Les inégalités de genre influent nécessairement sur notre capacité à désirer et à vouloir. On peut dire oui à un rapport sexuel parce qu’on essaye de se conformer à une certaine idée de la masculinité et de la féminité. Aujourd’hui par exemple, il est communément admis dans nos représentations qu’un homme a tout le temps envie de sexe. S’il dit non, il a un problème. Alors, on a d’un côté des femmes habituées à consentir, mais pas tellement à choisir ; de l’autre, des hommes éduqués à se concevoir comme « choisissants », qui ne sont pas invités à réfléchir à leur propre consentement. La question du consentement, bien souvent pensée du côté des femmes, concerne en réalité les deux sexes.

Comment concrètement avoir des rapports amoureux et sexuels sans reconduire ces inégalités de genre ?

En considérant que c’est une obligation de discuter de ce dont on a envie dans le sexe. D’une part, c’est une façon d’exprimer son consentement. D’autre part, c’est souvent en parlant avec l’autre qu’on comprend nos propres désirs et nos propres gênes. C’est ce qu’on appelle en philosophie une construction intersubjective du désir : il y a des choses pour lesquelles on peut se débrouiller seul pour savoir ce que l’on aime ou non, mais il peut aussi être très utile de parler de sexualité avec autrui.

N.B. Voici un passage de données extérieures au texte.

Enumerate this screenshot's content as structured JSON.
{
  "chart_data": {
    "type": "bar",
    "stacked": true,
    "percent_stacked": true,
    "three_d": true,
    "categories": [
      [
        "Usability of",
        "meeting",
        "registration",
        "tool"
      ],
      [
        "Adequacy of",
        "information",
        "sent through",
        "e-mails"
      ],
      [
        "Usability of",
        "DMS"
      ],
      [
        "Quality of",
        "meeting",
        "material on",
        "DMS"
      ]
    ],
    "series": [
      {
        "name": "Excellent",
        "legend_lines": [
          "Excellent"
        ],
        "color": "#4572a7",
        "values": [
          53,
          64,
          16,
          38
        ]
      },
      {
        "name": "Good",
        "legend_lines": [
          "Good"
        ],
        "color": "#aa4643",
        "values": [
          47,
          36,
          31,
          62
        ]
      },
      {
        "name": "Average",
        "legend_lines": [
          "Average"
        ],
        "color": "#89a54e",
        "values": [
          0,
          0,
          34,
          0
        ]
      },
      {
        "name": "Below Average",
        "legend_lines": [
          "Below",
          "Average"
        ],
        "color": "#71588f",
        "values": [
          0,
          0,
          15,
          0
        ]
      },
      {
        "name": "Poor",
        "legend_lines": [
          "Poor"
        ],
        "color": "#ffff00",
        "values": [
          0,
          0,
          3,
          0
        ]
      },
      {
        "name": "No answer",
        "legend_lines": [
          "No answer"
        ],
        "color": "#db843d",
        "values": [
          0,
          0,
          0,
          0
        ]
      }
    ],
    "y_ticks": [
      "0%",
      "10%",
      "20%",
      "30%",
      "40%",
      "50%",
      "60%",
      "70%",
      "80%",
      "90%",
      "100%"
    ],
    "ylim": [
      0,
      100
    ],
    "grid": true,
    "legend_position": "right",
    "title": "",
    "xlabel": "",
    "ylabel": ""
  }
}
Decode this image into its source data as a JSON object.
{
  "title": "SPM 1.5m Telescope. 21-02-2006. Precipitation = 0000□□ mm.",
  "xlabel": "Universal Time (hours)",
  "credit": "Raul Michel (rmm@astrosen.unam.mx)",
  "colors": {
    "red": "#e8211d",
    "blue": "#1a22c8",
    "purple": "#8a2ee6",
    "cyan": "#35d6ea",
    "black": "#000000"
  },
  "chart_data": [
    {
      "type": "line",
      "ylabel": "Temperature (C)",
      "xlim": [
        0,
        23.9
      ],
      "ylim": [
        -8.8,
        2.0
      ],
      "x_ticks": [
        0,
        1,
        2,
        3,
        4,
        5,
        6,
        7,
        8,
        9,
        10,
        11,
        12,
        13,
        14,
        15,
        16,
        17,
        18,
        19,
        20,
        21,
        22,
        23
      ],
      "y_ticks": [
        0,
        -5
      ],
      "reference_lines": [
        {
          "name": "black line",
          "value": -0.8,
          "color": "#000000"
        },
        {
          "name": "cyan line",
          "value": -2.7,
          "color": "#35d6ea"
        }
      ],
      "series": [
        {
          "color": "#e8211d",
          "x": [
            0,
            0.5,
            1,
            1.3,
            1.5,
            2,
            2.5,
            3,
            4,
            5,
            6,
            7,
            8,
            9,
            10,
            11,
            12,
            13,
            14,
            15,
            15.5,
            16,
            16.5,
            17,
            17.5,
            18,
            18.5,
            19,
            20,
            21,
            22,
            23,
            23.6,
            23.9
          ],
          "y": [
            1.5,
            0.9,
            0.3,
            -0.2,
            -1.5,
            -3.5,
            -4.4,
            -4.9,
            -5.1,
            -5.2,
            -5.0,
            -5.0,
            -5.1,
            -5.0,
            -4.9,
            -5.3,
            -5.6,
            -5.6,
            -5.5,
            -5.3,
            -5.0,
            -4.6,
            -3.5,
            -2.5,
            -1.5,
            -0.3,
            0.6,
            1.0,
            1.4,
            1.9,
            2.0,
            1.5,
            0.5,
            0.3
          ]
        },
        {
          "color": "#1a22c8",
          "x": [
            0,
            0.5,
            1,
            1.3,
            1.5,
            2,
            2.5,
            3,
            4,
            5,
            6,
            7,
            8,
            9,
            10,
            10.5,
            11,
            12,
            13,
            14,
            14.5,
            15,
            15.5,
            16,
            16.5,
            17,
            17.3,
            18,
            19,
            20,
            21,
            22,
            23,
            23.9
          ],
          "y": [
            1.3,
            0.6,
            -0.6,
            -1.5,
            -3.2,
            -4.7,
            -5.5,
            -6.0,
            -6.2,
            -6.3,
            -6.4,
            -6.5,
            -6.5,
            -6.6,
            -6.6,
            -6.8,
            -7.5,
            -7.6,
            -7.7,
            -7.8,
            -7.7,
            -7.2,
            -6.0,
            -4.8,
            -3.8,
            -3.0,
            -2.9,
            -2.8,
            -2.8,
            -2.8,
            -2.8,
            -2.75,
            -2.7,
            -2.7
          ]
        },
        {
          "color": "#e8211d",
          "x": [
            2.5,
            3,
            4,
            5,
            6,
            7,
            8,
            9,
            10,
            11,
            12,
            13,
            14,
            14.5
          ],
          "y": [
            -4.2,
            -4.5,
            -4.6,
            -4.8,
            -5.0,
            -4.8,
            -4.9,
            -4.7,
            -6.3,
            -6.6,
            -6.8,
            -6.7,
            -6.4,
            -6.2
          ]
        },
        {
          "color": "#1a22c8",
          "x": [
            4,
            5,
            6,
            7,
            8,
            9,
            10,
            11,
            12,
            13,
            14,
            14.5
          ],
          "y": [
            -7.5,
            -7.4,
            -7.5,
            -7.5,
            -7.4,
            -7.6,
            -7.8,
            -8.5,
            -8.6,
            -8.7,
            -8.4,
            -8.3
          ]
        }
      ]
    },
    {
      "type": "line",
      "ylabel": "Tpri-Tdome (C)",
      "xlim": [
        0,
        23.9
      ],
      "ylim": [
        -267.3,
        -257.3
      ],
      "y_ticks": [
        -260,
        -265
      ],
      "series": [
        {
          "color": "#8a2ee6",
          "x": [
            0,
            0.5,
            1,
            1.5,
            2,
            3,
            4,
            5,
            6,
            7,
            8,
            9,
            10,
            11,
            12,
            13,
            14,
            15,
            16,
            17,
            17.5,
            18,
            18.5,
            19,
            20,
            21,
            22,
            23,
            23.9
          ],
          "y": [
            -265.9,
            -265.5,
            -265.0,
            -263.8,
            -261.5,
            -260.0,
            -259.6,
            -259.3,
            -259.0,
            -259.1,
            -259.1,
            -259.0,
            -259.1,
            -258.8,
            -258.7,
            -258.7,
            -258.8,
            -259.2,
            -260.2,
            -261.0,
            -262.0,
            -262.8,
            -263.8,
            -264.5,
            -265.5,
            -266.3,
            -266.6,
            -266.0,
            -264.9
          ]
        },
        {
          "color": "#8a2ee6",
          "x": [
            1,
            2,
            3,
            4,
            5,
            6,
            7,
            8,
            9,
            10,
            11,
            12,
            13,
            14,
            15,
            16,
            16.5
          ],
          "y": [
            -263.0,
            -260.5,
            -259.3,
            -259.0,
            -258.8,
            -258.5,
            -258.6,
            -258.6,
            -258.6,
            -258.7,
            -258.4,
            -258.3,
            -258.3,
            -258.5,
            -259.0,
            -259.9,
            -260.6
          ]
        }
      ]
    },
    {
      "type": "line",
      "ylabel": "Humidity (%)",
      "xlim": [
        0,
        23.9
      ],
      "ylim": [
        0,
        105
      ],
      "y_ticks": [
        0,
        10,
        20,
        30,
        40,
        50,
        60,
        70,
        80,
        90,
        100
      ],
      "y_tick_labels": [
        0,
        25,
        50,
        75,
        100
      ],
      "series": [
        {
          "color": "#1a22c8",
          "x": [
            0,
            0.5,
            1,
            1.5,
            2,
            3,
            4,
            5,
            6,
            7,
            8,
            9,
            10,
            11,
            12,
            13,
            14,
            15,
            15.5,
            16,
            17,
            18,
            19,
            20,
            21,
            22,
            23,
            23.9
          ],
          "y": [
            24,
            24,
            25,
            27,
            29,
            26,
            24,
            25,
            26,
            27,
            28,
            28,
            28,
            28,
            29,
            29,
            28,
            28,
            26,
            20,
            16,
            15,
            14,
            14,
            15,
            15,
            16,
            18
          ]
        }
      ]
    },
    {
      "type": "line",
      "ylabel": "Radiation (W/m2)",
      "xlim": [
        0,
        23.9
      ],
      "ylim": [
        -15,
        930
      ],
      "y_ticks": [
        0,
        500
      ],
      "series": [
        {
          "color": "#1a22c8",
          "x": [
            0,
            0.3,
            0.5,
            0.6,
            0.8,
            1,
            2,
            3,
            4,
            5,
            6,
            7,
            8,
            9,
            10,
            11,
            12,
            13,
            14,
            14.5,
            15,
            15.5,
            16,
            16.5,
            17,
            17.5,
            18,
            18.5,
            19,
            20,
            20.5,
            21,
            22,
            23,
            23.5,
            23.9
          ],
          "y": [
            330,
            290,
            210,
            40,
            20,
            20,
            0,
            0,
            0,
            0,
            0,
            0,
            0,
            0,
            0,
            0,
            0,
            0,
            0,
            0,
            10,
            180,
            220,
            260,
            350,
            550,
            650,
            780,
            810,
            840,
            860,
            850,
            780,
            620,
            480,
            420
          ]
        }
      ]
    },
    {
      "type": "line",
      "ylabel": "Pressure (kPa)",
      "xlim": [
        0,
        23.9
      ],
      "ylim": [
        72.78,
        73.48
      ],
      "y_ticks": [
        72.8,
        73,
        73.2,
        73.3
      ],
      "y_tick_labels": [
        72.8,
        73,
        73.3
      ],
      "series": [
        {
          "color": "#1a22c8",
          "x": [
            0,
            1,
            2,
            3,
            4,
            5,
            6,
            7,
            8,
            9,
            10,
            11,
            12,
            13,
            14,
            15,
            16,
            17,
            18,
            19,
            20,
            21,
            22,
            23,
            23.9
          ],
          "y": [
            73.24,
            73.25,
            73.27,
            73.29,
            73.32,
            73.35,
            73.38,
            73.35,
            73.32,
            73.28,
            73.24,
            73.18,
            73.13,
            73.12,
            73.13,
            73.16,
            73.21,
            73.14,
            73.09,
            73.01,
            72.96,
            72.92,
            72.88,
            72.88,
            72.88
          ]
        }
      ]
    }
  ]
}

Le sexe comme conversation, ce n’est pas seulement une façon d’augmenter les plaisirs, c’est aussi une manière d’apprendre à se connaître.

Pourtant, le discours autour du sexe est souvent passé sous silence, et sa verbalisation apparaît parfois pour certains comme une entrave au désir. Pourquoi ?

On a été éduqué à penser comme ça, c’est le fruit de notre histoire : il ne faut pas parler de sexe ou n’en parler que de manière négative. En réalité, si on vivait dans un monde idéal où les hommes feraient attention aux désirs de leurs partenaires et où ils ne seraient pas socialisés à penser que les femmes, qui se sentent obligées d’être gentilles, leur doivent le rapport sexuel, alors on pourrait peut-être ne pas en parler. Mais dans les circonstances actuelles il est trop dangereux de se reposer sur une communication non verbale. Heureusement, de plus en plus d’exemples montrent que parler de sexe peut aussi être désirable, dans les séries notamment. Prenons le cas de Sex Education : il n’y a aucun exemple valorisé de sexe qui ne soit pas discuté avant ou pendant qu’il a lieu. Et, au fond, qu’est ce qui n’est pas sexy quand quelqu’un vous chuchote à l’oreille : « J’ai envie de t’embrasser, est-ce que je peux ? »

Aujourd’hui, cette revendication contemporaine d’égalité et de dialogue entre les sexes apparaît pour certains comme une menace à la « galanterie à la française ». Pourquoi ?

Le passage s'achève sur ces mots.